Tagged and bagged: migrating AEM pages to use new tags requires planning and care

Handle with care: a guide to safely migrating AEM pages to using new tags

Rachna Mehta
The Telegraph Engineering

--

Introduction

At The Telegraph, we use Adobe Experience Manager (AEM) as our web platform, with various websites running on it. The entire website is divided into two sections:

  1. Core web which includes content from the wider Editorial teams (News, Business, Sport etc)
  2. Travel web which includes content from the Travel Editorial team only.

The Core Web team uses a custom authoring tool that runs on top of AEM Author, providing a bespoke UI engineered for Editorial’s needs and helping to streamline the creation, updating and publication of content on the website. The authoring tool also includes a cool feature, whereby new topic pages are created as soon as X number of pages are given the same tag and published. In contrast, our Travel Editorial team has historically used AEM’s Classic UI for their purposes of creating and tagging content..

We were given a new requirement: the Travel Editorial team should also use our custom tool for their daily workflow so they too can benefit from its streamlined processes. Doing this would also mean the auto-topic page generating feature would be available to the Travel team at no extra development cost.
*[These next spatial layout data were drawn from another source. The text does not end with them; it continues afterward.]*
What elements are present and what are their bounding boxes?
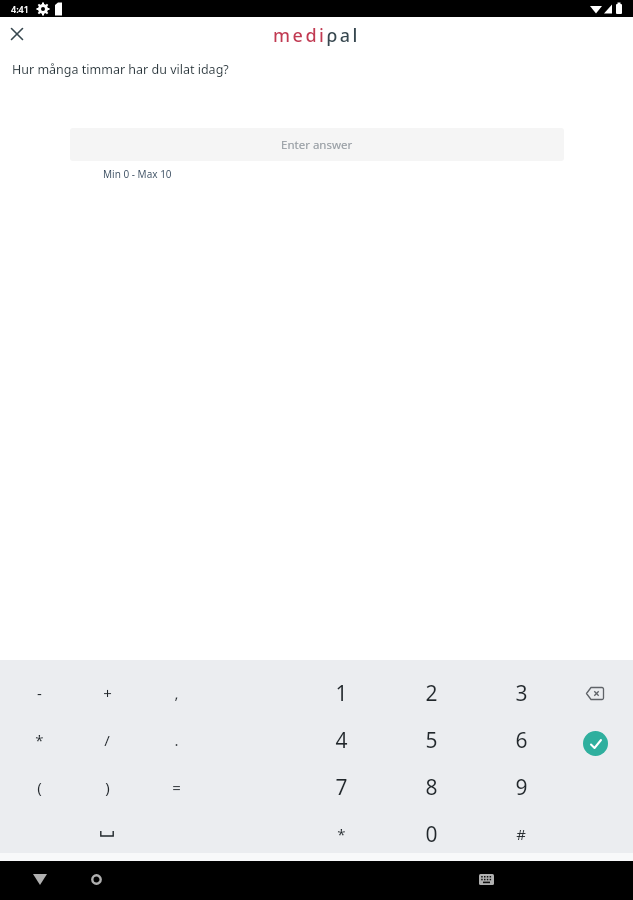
button[interactable]: 2	[409, 671, 453, 715]
staticText: Enter answer	[281, 137, 353, 153]
button[interactable]	[583, 731, 608, 756]
staticText: 3	[515, 679, 528, 708]
button[interactable]	[573, 671, 617, 715]
button[interactable]: 8	[409, 765, 453, 809]
staticText: 4:41	[11, 3, 29, 15]
button[interactable]: 6	[499, 718, 543, 762]
button[interactable]: -	[17, 671, 61, 715]
staticText: 9	[515, 773, 528, 802]
button[interactable]: 1	[319, 671, 363, 715]
staticText: Min 0 - Max 10	[103, 167, 172, 181]
staticText: *	[337, 824, 346, 844]
staticText: -	[37, 683, 42, 703]
button[interactable]: )	[85, 765, 129, 809]
button[interactable]	[85, 812, 129, 856]
button[interactable]: (	[17, 765, 61, 809]
staticText: ,	[174, 683, 179, 703]
staticText: #	[516, 824, 526, 844]
staticText: mediρal	[273, 23, 360, 48]
button[interactable]: #	[499, 812, 543, 856]
button[interactable]: +	[85, 671, 129, 715]
staticText: *	[35, 730, 44, 750]
button[interactable]: 7	[319, 765, 363, 809]
staticText: Hur många timmar har du vilat idag?	[12, 61, 229, 78]
button[interactable]: 3	[499, 671, 543, 715]
staticText: /	[104, 730, 110, 750]
staticText: 2	[425, 679, 438, 708]
button[interactable]: *	[17, 718, 61, 762]
staticText: +	[103, 683, 112, 703]
staticText: 7	[335, 773, 348, 802]
staticText: =	[172, 777, 181, 797]
button[interactable]: Enter answer	[70, 128, 564, 161]
staticText: 0	[425, 820, 438, 849]
button[interactable]: 4	[319, 718, 363, 762]
staticText: )	[105, 777, 110, 797]
button[interactable]: ,	[154, 671, 198, 715]
staticText: (	[37, 777, 42, 797]
button[interactable]: *	[319, 812, 363, 856]
staticText: 8	[425, 773, 438, 802]
button[interactable]	[80, 863, 112, 895]
button[interactable]: /	[85, 718, 129, 762]
staticText: 4	[335, 726, 348, 755]
staticText: 1	[335, 679, 348, 708]
button[interactable]	[5, 22, 29, 46]
button[interactable]: =	[154, 765, 198, 809]
button[interactable]: 9	[499, 765, 543, 809]
staticText: 6	[515, 726, 528, 755]
staticText: .	[174, 730, 179, 750]
button[interactable]: 5	[409, 718, 453, 762]
button[interactable]: 0	[409, 812, 453, 856]
staticText: 5	[425, 726, 438, 755]
button[interactable]	[470, 863, 502, 895]
button[interactable]	[24, 863, 56, 895]
button[interactable]: .	[154, 718, 198, 762]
To make this happen, we would first need to migrate all of the AEM Tags used by Travel from the Classic UI to the custom tool.

But how does this migration work, and what is its role in moving Travel Editorial over to our custom tool? The Telegraph’s custom authoring tool supports a few tag namespaces, but the Travel namespace is not one of them. While we can change the custom authoring tool to support the Travel namespace, this is not a good idea, as the current Travel tags would be duplicated and not properly named. This would make it impossible to maintain them further and would require a clean-up before we started using them. What follows is a detailed explanation of how we carried out the migration.

How did we do this?

We created a working group that consisted of Engineers, Architects, Editorial, Adobe Managed Services & the Delivery team. We spent a significant amount of time generating a mapping from the old tags to the new tags — there were nearly 4000 travel tags that needed mapping. After discussing various approaches we divided the entire migration into various phases, detailed in the table below. This set of phases came about because we were trying to automate as much of the process as possible & minimise the amount of manual work that would need to be done afterwards.

Phase 0 : Backup of existing travel tags & travel content.

This phase was required for backing up content so it could be recovered if we uncovered any issues during migration.

Implementation

We wrote a script in this phase to list all the tags under /etc/tags/travel namespace and all the pages under /[Telegraph_Root]/travel ordered by latest modifications.

Later, we packed up all the content in a few content packages in AEM using an automated script.

Phase 1: Create new Travel tags with namespaces supported by custom authoring.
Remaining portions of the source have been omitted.